Con o senza i Verdi, oppure anche solo con l’appoggio esterno, il Green Deal continuerà a esserci. Giusto. Ma qui si torna al punto di partenza: più delle ideologie e di certe rigide ottusità saranno i denari da investire nella transizione verde a fare la differenza. E di denari ne serviranno davvero tanti: in fondo, più le pratiche sono virtuose più i costi aumentano. Saranno determinanti i fondi privati e il buonsenso collettivo, sarà determinante coinvolgere sempre di più Cina, India e Stati Uniti in un percorso che abbia cura del Pianeta senza creare ulteriori diseguaglianze non solo tra Paesi ma tra blocchi di Paesi, come ad esempio la Ue e i Brics.

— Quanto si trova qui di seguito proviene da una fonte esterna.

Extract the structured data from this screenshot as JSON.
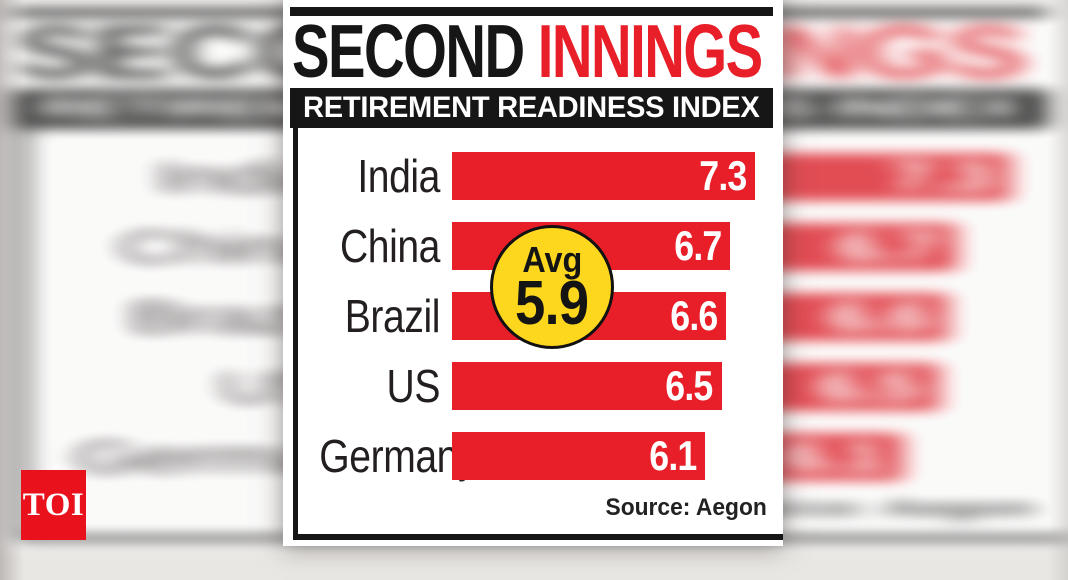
{
  "theme": {
    "red": "#e81e28",
    "yellow": "#fcd71e",
    "ink": "#161616",
    "card_bg": "#ffffff",
    "logo_red": "#e8111c"
  },
  "header": {
    "title_black": "SECOND ",
    "title_red": "INNINGS",
    "subtitle": "RETIREMENT READINESS INDEX"
  },
  "chart_data": {
    "type": "bar",
    "orientation": "horizontal",
    "title": "SECOND INNINGS",
    "subtitle": "RETIREMENT READINESS INDEX",
    "categories": [
      "India",
      "China",
      "Brazil",
      "US",
      "Germany"
    ],
    "values": [
      7.3,
      6.7,
      6.6,
      6.5,
      6.1
    ],
    "xlim": [
      0,
      7.3
    ],
    "grid": false,
    "legend": "none",
    "bar_color": "#e81e28",
    "value_label_color": "#ffffff",
    "annotations": [
      {
        "label": "Avg",
        "value": "5.9",
        "style": "yellow-circle-badge"
      }
    ],
    "source": "Source: Aegon"
  },
  "average_badge": {
    "label": "Avg",
    "value": "5.9"
  },
  "footer": {
    "source": "Source: Aegon"
  },
  "logo": {
    "text": "TOI"
  }
}
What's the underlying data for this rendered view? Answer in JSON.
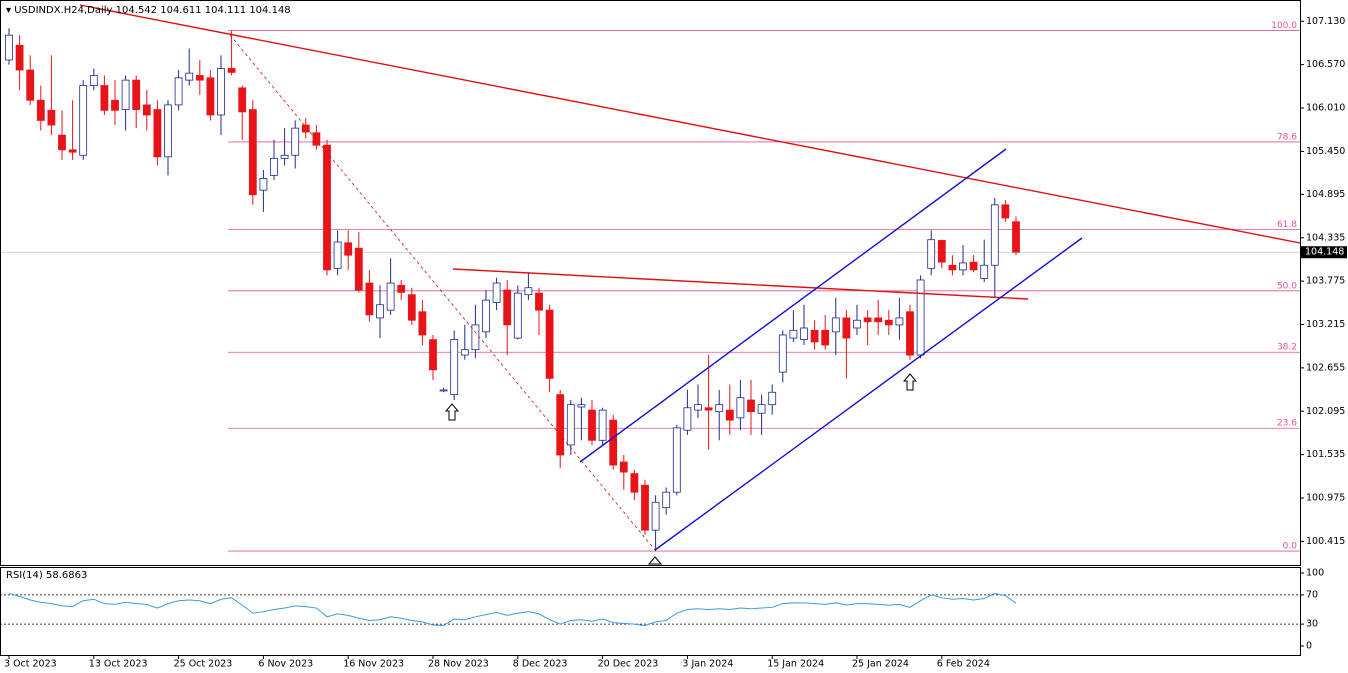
{
  "chart_data": [
    {
      "type": "candlestick",
      "title": "USDINDX.H24,Daily",
      "categories": [
        "3 Oct 2023",
        null,
        null,
        null,
        null,
        null,
        null,
        null,
        "13 Oct 2023",
        null,
        null,
        null,
        null,
        null,
        null,
        null,
        "25 Oct 2023",
        null,
        null,
        null,
        null,
        null,
        null,
        null,
        "6 Nov 2023",
        null,
        null,
        null,
        null,
        null,
        null,
        null,
        "16 Nov 2023",
        null,
        null,
        null,
        null,
        null,
        null,
        null,
        "28 Nov 2023",
        null,
        null,
        null,
        null,
        null,
        null,
        null,
        "8 Dec 2023",
        null,
        null,
        null,
        null,
        null,
        null,
        null,
        "20 Dec 2023",
        null,
        null,
        null,
        null,
        null,
        null,
        null,
        "3 Jan 2024",
        null,
        null,
        null,
        null,
        null,
        null,
        null,
        "15 Jan 2024",
        null,
        null,
        null,
        null,
        null,
        null,
        null,
        "25 Jan 2024",
        null,
        null,
        null,
        null,
        null,
        null,
        null,
        "6 Feb 2024",
        null,
        null,
        null,
        null,
        null,
        null,
        null
      ],
      "open": [
        106.63,
        106.82,
        106.5,
        106.11,
        105.98,
        105.66,
        105.47,
        105.4,
        106.3,
        106.3,
        106.11,
        105.99,
        106.37,
        106.05,
        105.99,
        105.38,
        106.05,
        106.37,
        106.43,
        106.4,
        105.92,
        106.52,
        106.27,
        105.99,
        104.95,
        105.14,
        105.36,
        105.4,
        105.79,
        105.69,
        105.53,
        103.94,
        104.27,
        104.2,
        103.75,
        103.3,
        103.4,
        103.72,
        103.6,
        103.38,
        103.02,
        102.37,
        102.31,
        102.82,
        102.89,
        103.12,
        103.5,
        103.66,
        103.04,
        103.6,
        103.62,
        103.4,
        102.31,
        101.66,
        102.15,
        102.11,
        101.72,
        101.98,
        101.44,
        101.29,
        101.14,
        100.56,
        100.85,
        101.05,
        101.85,
        102.11,
        102.14,
        102.09,
        102.11,
        102.01,
        102.24,
        102.07,
        102.18,
        102.6,
        103.04,
        103.02,
        103.14,
        103.14,
        103.12,
        103.3,
        103.17,
        103.3,
        103.3,
        103.27,
        103.21,
        103.38,
        102.82,
        103.94,
        104.3,
        103.98,
        103.92,
        104.02,
        103.81,
        103.98,
        104.76,
        104.542
      ],
      "high": [
        107.04,
        106.95,
        106.69,
        106.3,
        106.69,
        105.98,
        106.11,
        106.37,
        106.52,
        106.43,
        106.37,
        106.43,
        106.43,
        106.24,
        106.11,
        106.11,
        106.5,
        106.78,
        106.63,
        106.5,
        106.69,
        107.01,
        106.3,
        106.11,
        105.21,
        105.6,
        105.75,
        105.85,
        105.88,
        105.79,
        105.6,
        104.43,
        104.43,
        104.41,
        103.92,
        103.72,
        104.07,
        103.79,
        103.69,
        103.53,
        103.08,
        102.4,
        103.14,
        103.21,
        103.47,
        103.66,
        103.82,
        103.79,
        103.72,
        103.89,
        103.69,
        103.47,
        102.37,
        102.24,
        102.27,
        102.24,
        102.14,
        102.05,
        101.53,
        101.34,
        101.21,
        101.01,
        101.11,
        101.92,
        102.37,
        102.44,
        102.82,
        102.37,
        102.44,
        102.5,
        102.5,
        102.31,
        102.44,
        103.14,
        103.4,
        103.47,
        103.27,
        103.34,
        103.56,
        103.4,
        103.47,
        103.4,
        103.53,
        103.4,
        103.56,
        103.47,
        103.85,
        104.43,
        104.31,
        104.11,
        104.24,
        104.11,
        104.31,
        104.85,
        104.82,
        104.611
      ],
      "low": [
        106.57,
        106.24,
        106.05,
        105.72,
        105.66,
        105.34,
        105.34,
        105.34,
        106.24,
        105.92,
        105.79,
        105.72,
        105.75,
        105.72,
        105.27,
        105.14,
        105.98,
        106.3,
        106.18,
        105.85,
        105.66,
        106.43,
        105.6,
        104.76,
        104.67,
        105.08,
        105.27,
        105.23,
        105.62,
        105.47,
        103.85,
        103.85,
        103.92,
        103.63,
        103.25,
        103.04,
        103.34,
        103.53,
        103.21,
        102.95,
        102.5,
        102.34,
        102.24,
        102.76,
        102.78,
        103.04,
        103.4,
        102.82,
        103.02,
        103.53,
        103.08,
        102.34,
        101.36,
        101.53,
        101.72,
        101.66,
        101.66,
        101.34,
        101.08,
        100.95,
        100.5,
        100.29,
        100.76,
        101.01,
        101.79,
        102.01,
        101.6,
        101.72,
        101.79,
        101.85,
        101.79,
        101.79,
        102.05,
        102.47,
        102.99,
        102.95,
        102.89,
        102.89,
        102.82,
        102.52,
        103.08,
        102.95,
        103.08,
        103.08,
        103.02,
        102.76,
        102.78,
        103.85,
        103.94,
        103.85,
        103.85,
        103.89,
        103.76,
        103.56,
        104.54,
        104.111
      ],
      "close": [
        106.95,
        106.5,
        106.11,
        105.85,
        105.79,
        105.47,
        105.44,
        106.3,
        106.43,
        105.98,
        105.98,
        106.37,
        105.99,
        105.92,
        105.38,
        106.05,
        106.4,
        106.46,
        106.37,
        105.92,
        106.52,
        106.47,
        105.96,
        104.89,
        105.1,
        105.36,
        105.4,
        105.75,
        105.7,
        105.53,
        103.92,
        104.28,
        104.11,
        103.66,
        103.34,
        103.47,
        103.75,
        103.63,
        103.27,
        103.08,
        102.63,
        102.37,
        103.02,
        102.89,
        103.21,
        103.53,
        103.75,
        103.21,
        103.62,
        103.69,
        103.4,
        102.52,
        101.53,
        102.18,
        102.18,
        101.72,
        102.11,
        101.4,
        101.31,
        101.05,
        100.56,
        100.92,
        101.05,
        101.88,
        102.14,
        102.18,
        102.11,
        102.18,
        101.98,
        102.27,
        102.09,
        102.18,
        102.34,
        103.08,
        103.14,
        103.17,
        102.99,
        102.95,
        103.3,
        103.04,
        103.27,
        103.25,
        103.25,
        103.21,
        103.3,
        102.82,
        103.79,
        104.31,
        104.02,
        103.92,
        104.01,
        103.92,
        103.98,
        104.76,
        104.59,
        104.148
      ],
      "up_color": "#ffffff",
      "up_edge": "#1d2b8f",
      "down_color": "#e8141a",
      "ylim": [
        100.11,
        107.34
      ],
      "yticks": [
        {
          "value": 107.13,
          "label": "107.130"
        },
        {
          "value": 106.57,
          "label": "106.570"
        },
        {
          "value": 106.01,
          "label": "106.010"
        },
        {
          "value": 105.45,
          "label": "105.450"
        },
        {
          "value": 104.895,
          "label": "104.895"
        },
        {
          "value": 104.335,
          "label": "104.335"
        },
        {
          "value": 103.775,
          "label": "103.775"
        },
        {
          "value": 103.215,
          "label": "103.215"
        },
        {
          "value": 102.655,
          "label": "102.655"
        },
        {
          "value": 102.095,
          "label": "102.095"
        },
        {
          "value": 101.535,
          "label": "101.535"
        },
        {
          "value": 100.975,
          "label": "100.975"
        },
        {
          "value": 100.415,
          "label": "100.415"
        }
      ],
      "fibonacci": {
        "low": 100.29,
        "high": 107.01,
        "color": "#e0559b",
        "levels": [
          {
            "value": 100,
            "label": "100.0"
          },
          {
            "value": 78.6,
            "label": "78.6"
          },
          {
            "value": 61.8,
            "label": "61.8"
          },
          {
            "value": 50,
            "label": "50.0"
          },
          {
            "value": 38.2,
            "label": "38.2"
          },
          {
            "value": 23.6,
            "label": "23.6"
          },
          {
            "value": 0,
            "label": "0.0"
          }
        ]
      }
    },
    {
      "type": "line",
      "name": "RSI(14)",
      "color": "#3d9be0",
      "values": [
        72,
        68,
        63,
        60,
        58,
        55,
        54,
        62,
        64,
        58,
        57,
        60,
        58,
        57,
        52,
        58,
        62,
        63,
        62,
        58,
        64,
        66,
        56,
        45,
        47,
        50,
        52,
        55,
        54,
        52,
        40,
        44,
        42,
        38,
        35,
        36,
        40,
        38,
        35,
        33,
        29,
        28,
        37,
        36,
        40,
        43,
        46,
        42,
        45,
        47,
        44,
        36,
        30,
        35,
        36,
        34,
        37,
        32,
        31,
        30,
        28,
        33,
        35,
        45,
        50,
        51,
        50,
        51,
        50,
        52,
        51,
        52,
        53,
        58,
        59,
        59,
        58,
        57,
        59,
        56,
        58,
        58,
        57,
        56,
        57,
        53,
        62,
        70,
        66,
        64,
        65,
        63,
        65,
        72,
        69,
        58.6863
      ],
      "ylim": [
        -12.3,
        108.2
      ],
      "yticks": [
        100,
        70,
        30,
        0
      ]
    }
  ]
}
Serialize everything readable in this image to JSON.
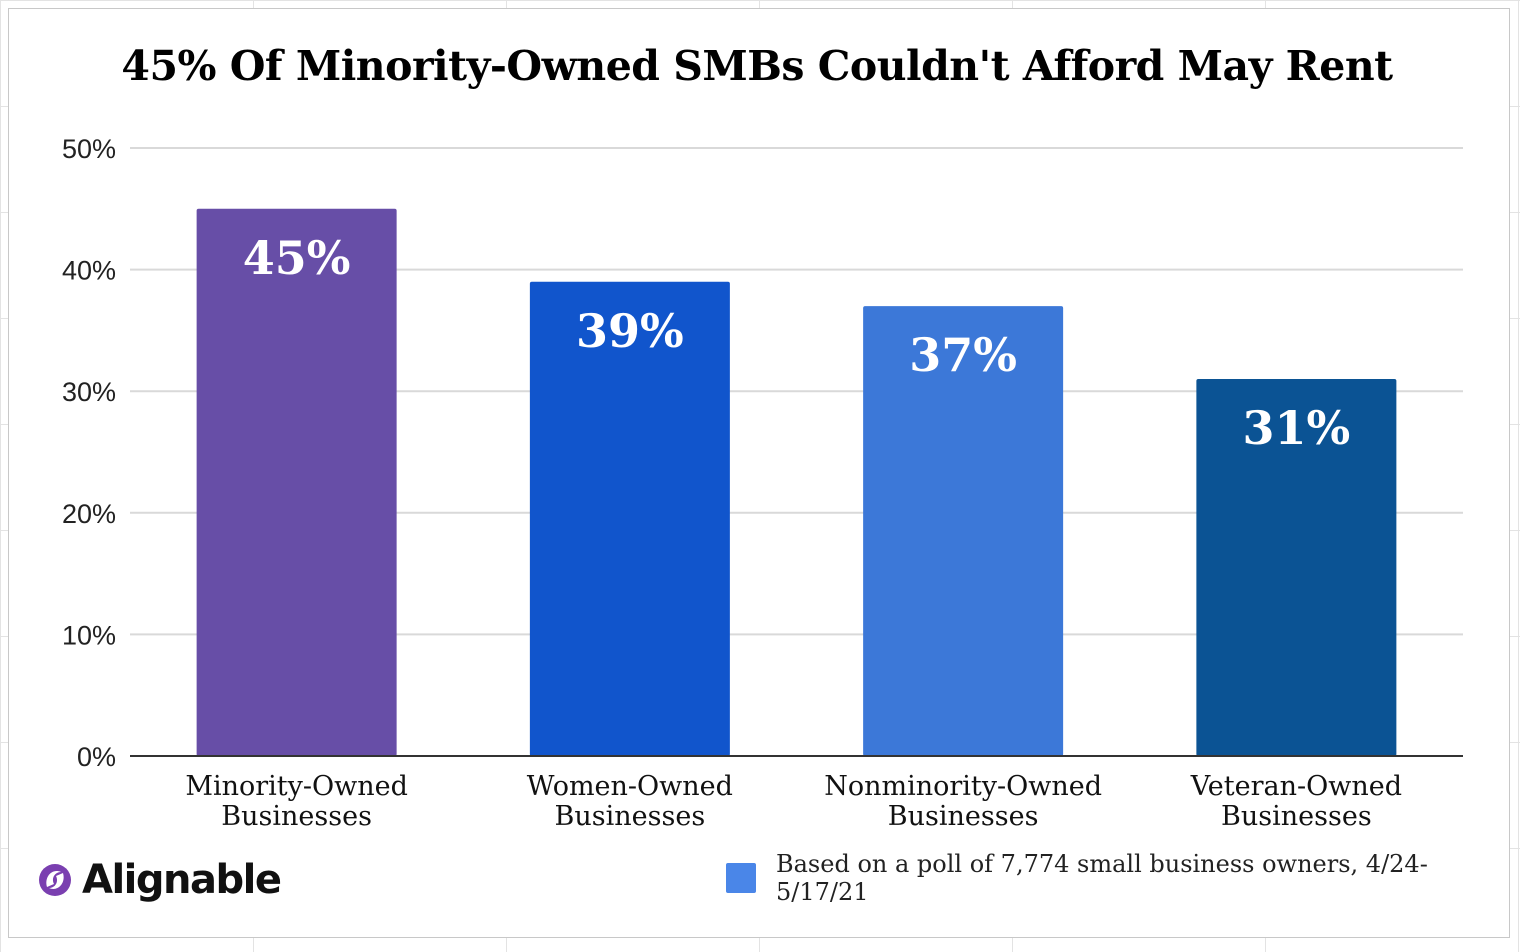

Il presidente di Federacciai, Antonio Gozzi, scrive in un suo intervento che “dietro l’estremismo ambientalista, ideologico ed astratto, che purtroppo ha orientato negli ultimi dieci anni anche le politiche europee contro il climate change e per il così detto green deal, ci siano anche alcuni ‘grandi vecchi’, sconfitti nel loro credo dalla storia, ma che hanno rivestito lo spirito e il pregiudizio anticapitalista e anti-impresa con le bandiere dei verdi”. Cita Noam Chomsky e Robert Pollin e giunge a sostenere che Occidente e Stati Uniti andranno avanti ma dovranno fare i conti con il popolo. “’Voi parlate della fine del mondo ma noi ci preoccupiamo della fine del mese. Come sopravviveremo alle vostre riforme?, è questa la domanda pressante a cui bisogna dare risposte concrete onde evitare un rigetto totale delle politiche ambientaliste”, sottolinea Gozzi.

Non è indispensabile essere d’accordo, è fondamentale riflettere. E fornire risposte concrete. Il cambiamento climatico è sotto i nostri occhi, “non ci sono più le stagioni di una volta” direbbe qualcuno, ed è una evidenza che si abbatte sulle economie, sul turismo, sull’agricoltura. Come se ne esce? E’ chiaro che ricerca, innovazione, nuove tecnologie, rinnovabili, nucleare sono gli ingredienti indispensabili di una ricetta che, comunque, dovrà avere il sostegno economico di Stati e di industrie. Finanziare il futuro delle generazioni future: non è uno slogan ma una necessità. Insomma, adelante ma con juicio.